王贺民说着,又开始苦思冥想,脑袋垂得低低的,手指在桌沿上画着圈。
雅座里再次安静下来,檀香的气息似乎更浓了,连窗外的风声都变得清晰。
稍微停顿了片刻,王贺民猛地抬起头,像是想到了绝佳的句子,扯着嗓子大声吟诵道:“鹿泉县里我最大,谁要不服,我就打他!”
这话一出,秦淮仁差点没把刚喝进嘴里的茶水喷出来,他强忍着笑意,肩膀微微颤抖,好不容易才稳住神色,故作镇定地问道:“王大官人,您这是……吟诵完了吗?”
“啊,吟诵完了!”
王贺民一脸得意,还颇为自豪地挺了挺胸,看向秦淮仁,就得意地说道:“张大人,您是有学问的举人,肚子里有墨水,您来评评理,我吟诵的这首诗歌怎么样啊?是不是气势十足,颇有大家风范?”
秦淮仁实在憋不住了,先是低低地笑了一声,随即再也控制不住,跟着雅座里的其他人一起狂笑了起来。
关龙笑得直拍门框,老鸨子的笑声更是尖锐,连王贺民的跟班都忘了顾忌主子的颜面,笑的眼泪都流出来了。很显然,这“诗”做得实在失败,不仅毫无格律可言,内容更是粗鄙至极,简直是狗屁不通,小家雀入不了大雁家。
自讨没趣的王贺民,看着众人的反应,也知道自己又闹了笑话,脸上青一阵白一阵,最后只能皱着眉头,端起桌上的酒杯,颇为憋屈地将一杯白酒一饮而尽。
辛辣的酒水入喉,呛得他咳嗽了好几声,模样越发狼狈。
银凤见他认罚,脸上才重新露出笑意,她拿起那枚象牙骰子,递到秦淮仁面前,柔声说道:“张大人,该您投掷骰子了。”
秦淮仁伸手接过骰子,指尖触碰到象牙的温润,只觉入手微凉。
秦淮仁轻轻掂了掂,手腕微扬,骰子便在桌上转了起来。

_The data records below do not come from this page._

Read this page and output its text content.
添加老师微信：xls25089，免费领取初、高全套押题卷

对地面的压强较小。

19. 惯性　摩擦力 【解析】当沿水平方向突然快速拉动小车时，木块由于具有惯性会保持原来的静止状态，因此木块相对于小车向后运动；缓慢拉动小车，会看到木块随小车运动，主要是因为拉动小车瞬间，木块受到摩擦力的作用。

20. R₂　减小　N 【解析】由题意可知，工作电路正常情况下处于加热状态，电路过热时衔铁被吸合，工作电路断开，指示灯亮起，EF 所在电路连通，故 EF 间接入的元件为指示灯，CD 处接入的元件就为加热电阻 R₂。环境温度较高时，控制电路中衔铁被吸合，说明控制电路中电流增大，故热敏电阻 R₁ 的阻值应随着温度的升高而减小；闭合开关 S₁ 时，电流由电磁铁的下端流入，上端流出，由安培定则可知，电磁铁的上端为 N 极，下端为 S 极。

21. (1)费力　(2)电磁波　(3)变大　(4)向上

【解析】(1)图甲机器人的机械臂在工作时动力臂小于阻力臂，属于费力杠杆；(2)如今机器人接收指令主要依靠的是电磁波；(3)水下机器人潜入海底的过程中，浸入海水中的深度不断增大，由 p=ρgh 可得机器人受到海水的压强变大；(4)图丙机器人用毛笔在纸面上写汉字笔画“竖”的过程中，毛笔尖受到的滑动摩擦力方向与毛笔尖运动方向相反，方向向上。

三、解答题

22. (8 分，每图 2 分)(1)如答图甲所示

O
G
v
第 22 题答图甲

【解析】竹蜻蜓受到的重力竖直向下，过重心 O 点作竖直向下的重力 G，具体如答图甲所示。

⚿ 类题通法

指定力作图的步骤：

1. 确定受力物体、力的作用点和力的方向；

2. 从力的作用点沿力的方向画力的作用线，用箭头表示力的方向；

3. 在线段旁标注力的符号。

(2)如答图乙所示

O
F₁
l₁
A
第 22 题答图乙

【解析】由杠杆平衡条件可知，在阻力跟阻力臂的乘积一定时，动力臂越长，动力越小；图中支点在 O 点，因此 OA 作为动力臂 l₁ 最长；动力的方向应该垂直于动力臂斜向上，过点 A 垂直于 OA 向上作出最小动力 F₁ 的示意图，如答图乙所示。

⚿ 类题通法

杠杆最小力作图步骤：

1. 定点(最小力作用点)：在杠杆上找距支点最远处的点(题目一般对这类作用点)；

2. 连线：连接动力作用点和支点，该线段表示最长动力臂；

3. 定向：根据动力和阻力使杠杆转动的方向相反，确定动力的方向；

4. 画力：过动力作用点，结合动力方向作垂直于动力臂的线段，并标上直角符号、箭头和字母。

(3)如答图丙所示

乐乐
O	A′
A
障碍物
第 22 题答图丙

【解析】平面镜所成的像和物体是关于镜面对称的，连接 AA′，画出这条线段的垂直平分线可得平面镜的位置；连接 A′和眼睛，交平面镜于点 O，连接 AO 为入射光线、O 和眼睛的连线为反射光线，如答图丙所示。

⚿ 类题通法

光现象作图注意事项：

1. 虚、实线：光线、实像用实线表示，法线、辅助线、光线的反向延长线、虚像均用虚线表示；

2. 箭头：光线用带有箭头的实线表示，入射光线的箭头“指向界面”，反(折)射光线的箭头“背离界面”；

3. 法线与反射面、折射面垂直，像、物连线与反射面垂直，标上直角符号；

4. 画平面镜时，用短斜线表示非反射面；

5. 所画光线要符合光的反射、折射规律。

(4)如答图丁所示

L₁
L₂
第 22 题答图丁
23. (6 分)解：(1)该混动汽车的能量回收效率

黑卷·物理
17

比起银凤的轻柔、王贺民的粗鲁,他的动作带着读书人的从容,不多时,骰子停稳,朝上的是五个朱砂圆点,点数“五”。
王贺民刚喝完罚酒,正擦着嘴角的酒渍,见状立马嚷嚷道:“张大人,你投出来的点数是五,那你可得吟诗作对一个,要是作不出来,就得跟我一样,罚酒一杯!我倒要看看,举人老爷的学问,到底有多深!我今天还真要领教一下了。”
秦淮仁闻言,先是微微停顿,双目微阖,似在沉吟。
片刻后,他缓缓睁开眼,语气平和地开口说道:“既然银凤姑娘方才吟诵的是李白的诗歌,那我也就附庸风雅,背诵一首李太白的词作吧,就选那首《清平乐?云想衣裳花想容》。”
说罢,他清了清嗓子,朗声吟诵道:“云想衣裳花想容,春风拂槛露华浓,若非群玉山头见,会向瑶池月下逢。”
这一首诗,本是李白为赞美杨贵妃的倾国容颜所作,词句清丽,意境绝美,秦淮仁嗓音温润,吟诵起来更是别有一番韵味。
银凤听着听着,脸颊瞬间染上了一层淡淡的红晕,耳根都微微发烫,心里更是像揣了颗蜜糖,甜滋滋的。她隐约感觉到,秦淮仁这哪里是单纯背诵古诗,分明是借着诗仙赞美杨贵妃的词句,来隐喻自己的美丽动容,这份心意,让她不由得心头一跳。